Short Abstract: Copy number variants (CNVs) have been implicated in several genetic disorders. Multiple callers exist today that use exome-sequencing data to call CNVs, but they collectively suffer from high false positive and low concordance rates. Venn diagrams measuring concordance (based on percent overlap) among the callers that are often used to alleviate these problems have long been assumed to be valid. We hypothesized that this approach to select high-quality CNVs is suboptimal. We used CNVs predicted by four CNV callers from 503 exomes to explore the validity of the Venn diagram approach and subsequently built a machine-learning method called CN-Learn.

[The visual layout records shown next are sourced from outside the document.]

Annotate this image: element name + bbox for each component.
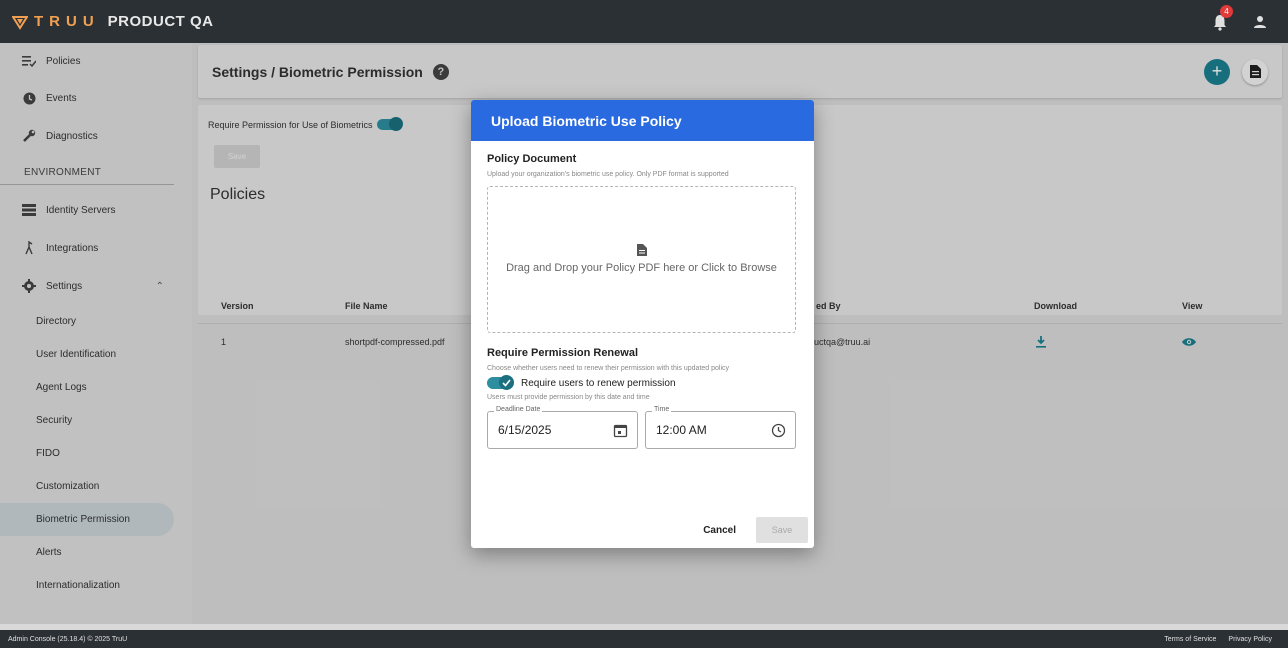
upload-policy-dialog: Upload Biometric Use Policy Policy Docum… <box>471 100 814 548</box>
clock-icon[interactable] <box>771 423 786 438</box>
deadline-date-label: Deadline Date <box>494 405 543 413</box>
policy-document-heading: Policy Document <box>487 153 577 165</box>
notification-badge: 4 <box>1220 4 1233 18</box>
privacy-link[interactable]: Privacy Policy <box>1228 636 1272 643</box>
renew-permission-toggle[interactable] <box>487 375 514 391</box>
truu-logo-icon <box>12 15 28 30</box>
terms-link[interactable]: Terms of Service <box>1164 636 1216 643</box>
product-name: PRODUCT QA <box>107 13 214 30</box>
deadline-date-field[interactable]: Deadline Date 6/15/2025 <box>487 405 638 449</box>
footer: Admin Console (25.18.4) © 2025 TruU Term… <box>0 630 1288 648</box>
policy-document-description: Upload your organization's biometric use… <box>487 171 729 178</box>
logo[interactable]: TRUU <box>12 13 100 30</box>
file-icon <box>636 244 647 257</box>
deadline-hint: Users must provide permission by this da… <box>487 394 650 402</box>
calendar-icon[interactable] <box>613 423 628 438</box>
checkmark-icon <box>499 375 514 391</box>
dialog-title: Upload Biometric Use Policy <box>471 100 814 141</box>
permission-renewal-heading: Require Permission Renewal <box>487 346 638 359</box>
permission-renewal-description: Choose whether users need to renew their… <box>487 364 730 372</box>
top-bar: TRUU PRODUCT QA 4 <box>0 0 1288 43</box>
version-info: Admin Console (25.18.4) © 2025 TruU <box>8 635 128 643</box>
pdf-dropzone[interactable]: Drag and Drop your Policy PDF here or Cl… <box>487 185 796 333</box>
deadline-date-value: 6/15/2025 <box>498 422 552 437</box>
time-label: Time <box>652 405 672 413</box>
logo-text: TRUU <box>34 13 100 30</box>
cancel-button[interactable]: Cancel <box>703 525 736 536</box>
dropzone-text: Drag and Drop your Policy PDF here or Cl… <box>506 262 777 275</box>
user-account-icon[interactable] <box>1252 14 1268 30</box>
renew-permission-label: Require users to renew permission <box>521 377 676 389</box>
notifications-button[interactable]: 4 <box>1212 4 1233 31</box>
time-value: 12:00 AM <box>656 422 707 437</box>
save-button[interactable]: Save <box>756 517 808 543</box>
time-field[interactable]: Time 12:00 AM <box>645 405 796 449</box>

For each call, we captured the level and extent of concordance among the callers and supplemented them with CNV size, GC content, mappability and local read depth fluctuations. Using an exhaustive set of twelve predictors, CN-Learn identified high-confidence CNVs with high precision (~90%) in an objective fashion. CN-Learn identified true CNVs even when they lacked concordance, and improved the CNV yield without inflating false positive rates. CN-Learn addresses several limitations of the existing Venn diagram approach, and recovers additional clinically relevant CNVs that would have otherwise either been buried underneath the false positives or discarded due to lack of concordance.